Published on: 03 October 2022 at 21:58 IST
The Karnataka High Court has overturned a state government notice that announced ward-by-ward reservation for 243 BBMP wards, out of which 120 wards were allocated to women candidates at random and 81 wards for members of underprivileged classes.
The State government was ordered to redo the process of providing reservation (posts) to women for BBMP councillor elections by allocating seats in descending order with respect to the wards having a greater percentage of female population, according to a Single Judge bench of Justice Hemant Chandangoudar.
On or before November 30, the final notice granting reservation to SC/ST, Backward Classes, and Women must be published. Within 30 days of the final notification’s publishing date, the Karnataka State Election Commission must finish the election process.
The bench highlighted that the Commission needs to conduct thorough investigation into the pattern of the backwardness that according to court acts as barrier to political participation which is quite different from the patterns of disadvantages in the matter of access to education or employment.
Further it was observed by the bench that the Commission of Enquiry’s report does not mention such an exercise, and neither does the State Government provide any evidence that the Commission of Enquiry carried out such an investigation or that the report was based on empirical data provided by the State Government.
A 33% seat quota for OBCs, including minorities, in local bodies is justified, according to the court’s ruling. The commission was expected to identify which communities are the most disadvantaged in local bodies throughout the State of Karnataka based on factual facts.
The Court also added that, “The conclusion that large numbers of castes and communities come under the category of A and B of other backward classes and that they are still socially and politically backward is alleged to be based on the data pertaining to urban and local body elections held in the State of Karnataka in the year 1996, 2001, 2010 and 2015.”
“The conclusion that 44% of the state population consists of backward class including minorities is imaginary and the same is contrary to the triple test enumerated in the case of K Krishnamurthy (supra),“
According to the notification, the majority of the wards in the constituencies held by the opposition parties are reserved for categories other than women, while the majority of the wards in the constituencies held by the ruling party are reserved for categories other than women. The court also noted that the ratio of wards reserved for general and women in constituencies held by the ruling party is 1:1.9 and in constituencies held by the opposition parties the ratio is 1:2.6.

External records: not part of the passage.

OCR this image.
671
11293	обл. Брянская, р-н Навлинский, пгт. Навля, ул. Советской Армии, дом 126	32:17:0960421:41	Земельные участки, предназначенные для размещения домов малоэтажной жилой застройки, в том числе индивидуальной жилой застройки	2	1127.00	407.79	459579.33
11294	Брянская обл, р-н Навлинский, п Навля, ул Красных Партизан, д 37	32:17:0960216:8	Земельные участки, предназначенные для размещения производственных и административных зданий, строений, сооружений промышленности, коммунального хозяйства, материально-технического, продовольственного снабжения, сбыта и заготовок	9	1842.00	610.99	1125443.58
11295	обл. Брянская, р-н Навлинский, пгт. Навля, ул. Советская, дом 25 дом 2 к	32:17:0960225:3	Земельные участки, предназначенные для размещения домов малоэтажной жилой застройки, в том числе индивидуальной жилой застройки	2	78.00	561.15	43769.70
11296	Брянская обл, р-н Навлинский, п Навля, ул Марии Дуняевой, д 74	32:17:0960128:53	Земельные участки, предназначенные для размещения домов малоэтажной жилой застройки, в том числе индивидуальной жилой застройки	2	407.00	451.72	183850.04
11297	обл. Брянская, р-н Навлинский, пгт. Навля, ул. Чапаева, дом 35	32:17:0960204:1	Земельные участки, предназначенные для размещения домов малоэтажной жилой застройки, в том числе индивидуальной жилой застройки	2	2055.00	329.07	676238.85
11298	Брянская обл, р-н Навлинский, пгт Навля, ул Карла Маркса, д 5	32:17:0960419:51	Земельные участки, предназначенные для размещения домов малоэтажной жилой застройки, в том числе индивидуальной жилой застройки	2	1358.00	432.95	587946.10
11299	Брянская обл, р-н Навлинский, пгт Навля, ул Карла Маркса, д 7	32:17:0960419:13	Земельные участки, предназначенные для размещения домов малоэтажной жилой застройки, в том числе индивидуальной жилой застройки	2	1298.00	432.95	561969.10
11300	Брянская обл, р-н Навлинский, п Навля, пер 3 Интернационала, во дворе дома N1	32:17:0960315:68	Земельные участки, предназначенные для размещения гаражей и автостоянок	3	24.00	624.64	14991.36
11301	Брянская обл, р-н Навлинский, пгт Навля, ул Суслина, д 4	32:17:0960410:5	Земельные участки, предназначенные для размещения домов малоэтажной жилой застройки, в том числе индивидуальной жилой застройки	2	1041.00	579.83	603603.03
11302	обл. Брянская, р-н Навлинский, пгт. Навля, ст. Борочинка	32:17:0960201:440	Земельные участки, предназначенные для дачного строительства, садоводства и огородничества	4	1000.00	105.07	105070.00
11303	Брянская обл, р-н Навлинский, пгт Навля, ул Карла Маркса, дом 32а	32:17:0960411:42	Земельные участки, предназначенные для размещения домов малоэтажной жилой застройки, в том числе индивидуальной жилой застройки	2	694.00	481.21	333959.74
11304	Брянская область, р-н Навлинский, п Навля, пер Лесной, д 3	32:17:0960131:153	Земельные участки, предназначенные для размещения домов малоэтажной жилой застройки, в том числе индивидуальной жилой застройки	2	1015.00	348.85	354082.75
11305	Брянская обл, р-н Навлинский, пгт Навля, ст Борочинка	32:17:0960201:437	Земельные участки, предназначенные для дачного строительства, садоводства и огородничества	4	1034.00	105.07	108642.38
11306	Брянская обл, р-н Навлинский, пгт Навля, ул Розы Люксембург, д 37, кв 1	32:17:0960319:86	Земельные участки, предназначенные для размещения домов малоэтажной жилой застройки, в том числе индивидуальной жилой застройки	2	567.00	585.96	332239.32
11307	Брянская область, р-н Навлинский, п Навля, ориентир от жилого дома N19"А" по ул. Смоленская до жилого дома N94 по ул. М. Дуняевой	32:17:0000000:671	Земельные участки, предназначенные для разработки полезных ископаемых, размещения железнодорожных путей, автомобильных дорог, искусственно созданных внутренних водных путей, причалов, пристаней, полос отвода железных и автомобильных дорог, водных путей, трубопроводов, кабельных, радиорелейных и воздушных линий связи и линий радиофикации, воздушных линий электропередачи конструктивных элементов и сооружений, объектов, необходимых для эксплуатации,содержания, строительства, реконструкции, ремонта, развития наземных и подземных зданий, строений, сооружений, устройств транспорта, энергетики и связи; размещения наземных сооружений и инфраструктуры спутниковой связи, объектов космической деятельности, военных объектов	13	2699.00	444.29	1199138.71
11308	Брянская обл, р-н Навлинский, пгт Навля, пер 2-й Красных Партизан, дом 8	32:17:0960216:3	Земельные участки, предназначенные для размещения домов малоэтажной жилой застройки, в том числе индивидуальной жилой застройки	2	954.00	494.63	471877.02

The Court stated that this clearly shows that the reservation of wards for women is arbitrary and that, despite the fact that the proportion of women in the wards in the constituencies is on the higher side, the majority of reservations of wards for women in constituencies held by the opposition parties are intentional.
The bench highlighted that the purpose for providing reservation to women is to encourage women to participate in political issues and have equal rights to contest the election to Councillors of BBMP and through such reservation equality is maintained between both men and women candidates.
“..To give representation proportionally to the women in all the constituencies, it would be appropriate that the reservation of wards for women is spread out proportionally.“
Further court states, “Allocating of seats to backward classes is a statutory requirement and the same cannot be dispensed on the grounds of imminence of elections which would otherwise deprive them of participating in the decision-making process of the BBMP. It is a settled law, that if a statute requires a thing to be done in a particular manner, the same shall be done in that particular manner and not otherwise.“
Court reiterated the fundamental democracy provided through elections and how delayed elections has deprived the citizens of Bengaluru City from electing their representatives, thus causing inconvenience and hardship.
The bench concluded that the challenged notification violates the three criteria outlined by the Supreme Court in the cases of K. Krishnamurthy and Kishan Gawali (supra), and that the impending election cannot be used as an excuse to waive the statutory requirement of allocating seats to members of underrepresented groups.
The State Government was then instructed to work with the specialised commission to provide the empirical data in order to create a report and submit it to the State Government for publication of the final notice by the date specified.